Why does the Ministry of Trade And Industry (MITI) continue to hand out new AP’s when car manufacturers in the country and Malaysian citizens continue to voice their objections to the AP system as some of them, like Audi, Jaguar, Aston Martin and Lamborghini have seen their sales drop because AP holders are selling the same cars at lower prices?
The answer may be quite obvious; however, it is best we look at another question first.
What happens to the RM10,000 fixed AP fee that is charged to every single AP holder in Malaysia for every single AP document they receive? Yes, each AP document has a RM10k fee that must be paid even before the imported reconditioned vehicle is sold.
This RM10,000 fee per AP document is paid to a bank account which is controlled by the Ministry Of Finance (MOF) and the beneficiaries is the Ministry Of Trade And Industry and MARiii (a government automotive agency).
Now, in my humble opinion, this AP document fee should be used by MITI and MOF for the betterment of our automotive industry (like what is done with taxes paid on all vehicles) in our country.

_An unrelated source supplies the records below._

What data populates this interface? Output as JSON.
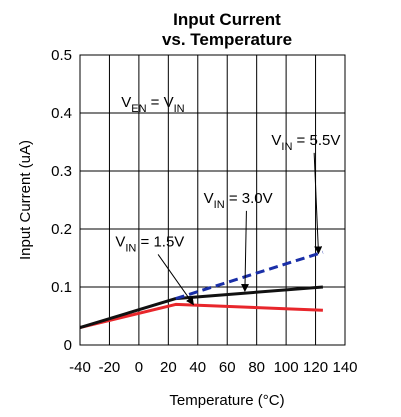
{
  "chart_data": {
    "type": "line",
    "title": [
      "Input Current",
      "vs. Temperature"
    ],
    "xlabel": "Temperature (°C)",
    "ylabel": "Input Current (uA)",
    "xlim": [
      -40,
      140
    ],
    "ylim": [
      0,
      0.5
    ],
    "xticks": [
      -40,
      -20,
      0,
      20,
      40,
      60,
      80,
      100,
      120,
      140
    ],
    "yticks": [
      0,
      0.1,
      0.2,
      0.3,
      0.4,
      0.5
    ],
    "xtick_labels": [
      "-40",
      "-20",
      "0",
      "20",
      "40",
      "60",
      "80",
      "100",
      "120",
      "140"
    ],
    "ytick_labels": [
      "0",
      "0.1",
      "0.2",
      "0.3",
      "0.4",
      "0.5"
    ],
    "grid": true,
    "series": [
      {
        "id": "vin-1-5",
        "color": "#e8262b",
        "dash": false,
        "x": [
          -40,
          25,
          125
        ],
        "y": [
          0.03,
          0.07,
          0.06
        ]
      },
      {
        "id": "vin-3-0",
        "color": "#111111",
        "dash": false,
        "x": [
          -40,
          25,
          125
        ],
        "y": [
          0.03,
          0.08,
          0.1
        ]
      },
      {
        "id": "vin-5-5",
        "color": "#1a2fa8",
        "dash": true,
        "x": [
          25,
          125
        ],
        "y": [
          0.08,
          0.16
        ]
      }
    ],
    "annotations": [
      {
        "id": "ven-eq-vin",
        "parts": [
          [
            "V",
            ""
          ],
          [
            "EN",
            "sub"
          ],
          [
            " = V",
            ""
          ],
          [
            "IN",
            "sub"
          ]
        ],
        "anchor": [
          -12,
          0.41
        ]
      },
      {
        "id": "vin-5-5-label",
        "parts": [
          [
            "V",
            ""
          ],
          [
            "IN",
            "sub"
          ],
          [
            " = 5.5V",
            ""
          ]
        ],
        "anchor": [
          90,
          0.345
        ],
        "arrow_to": [
          122,
          0.158
        ]
      },
      {
        "id": "vin-3-0-label",
        "parts": [
          [
            "V",
            ""
          ],
          [
            "IN",
            "sub"
          ],
          [
            " = 3.0V",
            ""
          ]
        ],
        "anchor": [
          44,
          0.245
        ],
        "arrow_to": [
          72,
          0.093
        ]
      },
      {
        "id": "vin-1-5-label",
        "parts": [
          [
            "V",
            ""
          ],
          [
            "IN",
            "sub"
          ],
          [
            " = 1.5V",
            ""
          ]
        ],
        "anchor": [
          -16,
          0.17
        ],
        "arrow_to": [
          37,
          0.07
        ]
      }
    ]
  }
}
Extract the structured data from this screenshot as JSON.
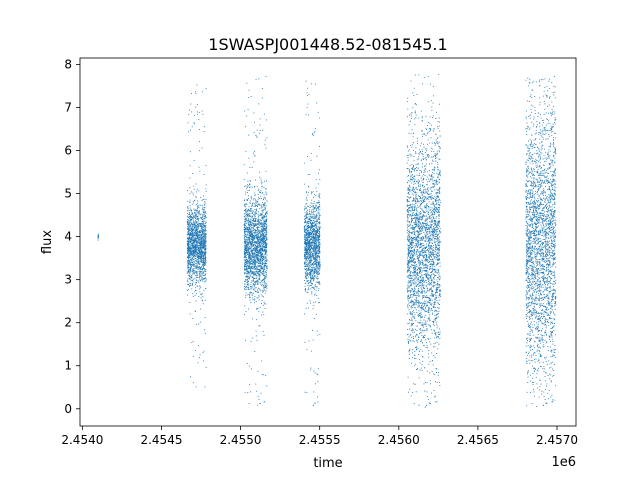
{
  "chart_data": {
    "type": "scatter",
    "title": "1SWASPJ001448.52-081545.1",
    "xlabel": "time",
    "ylabel": "flux",
    "x_offset_label": "1e6",
    "xlim": [
      2453985,
      2457120
    ],
    "ylim": [
      -0.4,
      8.15
    ],
    "x_ticks": [
      2454000,
      2454500,
      2455000,
      2455500,
      2456000,
      2456500,
      2457000
    ],
    "x_tick_labels": [
      "2.4540",
      "2.4545",
      "2.4550",
      "2.4555",
      "2.4560",
      "2.4565",
      "2.4570"
    ],
    "y_ticks": [
      0,
      1,
      2,
      3,
      4,
      5,
      6,
      7,
      8
    ],
    "y_tick_labels": [
      "0",
      "1",
      "2",
      "3",
      "4",
      "5",
      "6",
      "7",
      "8"
    ],
    "grid": false,
    "marker_color": "#1f77b4",
    "seasons": [
      {
        "x_range": [
          2454095,
          2454100
        ],
        "y_center": 4.0,
        "y_spread": 0.05,
        "y_range": [
          3.9,
          4.1
        ]
      },
      {
        "x_range": [
          2454660,
          2454780
        ],
        "y_center": 3.8,
        "y_spread": 0.45,
        "y_range": [
          0.5,
          7.55
        ]
      },
      {
        "x_range": [
          2455020,
          2455165
        ],
        "y_center": 3.8,
        "y_spread": 0.55,
        "y_range": [
          0.0,
          7.75
        ]
      },
      {
        "x_range": [
          2455400,
          2455500
        ],
        "y_center": 3.8,
        "y_spread": 0.5,
        "y_range": [
          0.0,
          7.8
        ]
      },
      {
        "x_range": [
          2456050,
          2456260
        ],
        "y_center": 3.8,
        "y_spread": 1.2,
        "y_range": [
          0.0,
          7.8
        ]
      },
      {
        "x_range": [
          2456800,
          2456990
        ],
        "y_center": 3.9,
        "y_spread": 1.5,
        "y_range": [
          0.0,
          7.75
        ]
      }
    ]
  }
}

As a government department and agency should there not be a set of audited accounts presented yearly for PEKEMA and other stakeholders to know where the collected AP fee monies are being spent? This will also allow us to find out who the paid trolls are.
As citizens of Malaysia, we should also have some information on what is being done with this money, especially right now when there are thousands of Malaysians losing their jobs, thousands having a very hard time putting food on the table for the family and having to keep a roof over their head.
The need to have transparency has never been greater and we are asking the same questions that the AP holders and also some car manufacturers in Malaysia have been asking.
- Is it wrong for a Malaysian citizen to ask how this collected money is being used?
- Is it wrong to ask who is being paid and to do what?
- Is it wrong to question a bloated office staff?
- Is it wrong to ask WHY the need for added red-tape in every function of our automotive landscape when we have been subjected to a National Automotive Policy (NAP2020) that remains the vaguest, uncertain and indecisive automotive policy in the region.
You can search the internet and read what Indonesia and Thailand have done in the past few years for their automotive industry and this is why today both countries have moved far ahead of Malaysia in the automotive landscape. Both countries have managed to attract more automotive investment with the opening of new car factories, electric vehicle battery manufacturing plants, automotive component factories and even getting Tesla, Hyundai and Subaru to have their regional hubs.
Scared Little Boys
We are ready for the usual paid keyboard warriors to start hammering us on social media after this above is published and we understand their need to be rude and racists towards us as they have mouths to feed and this is the only way they can earn a living.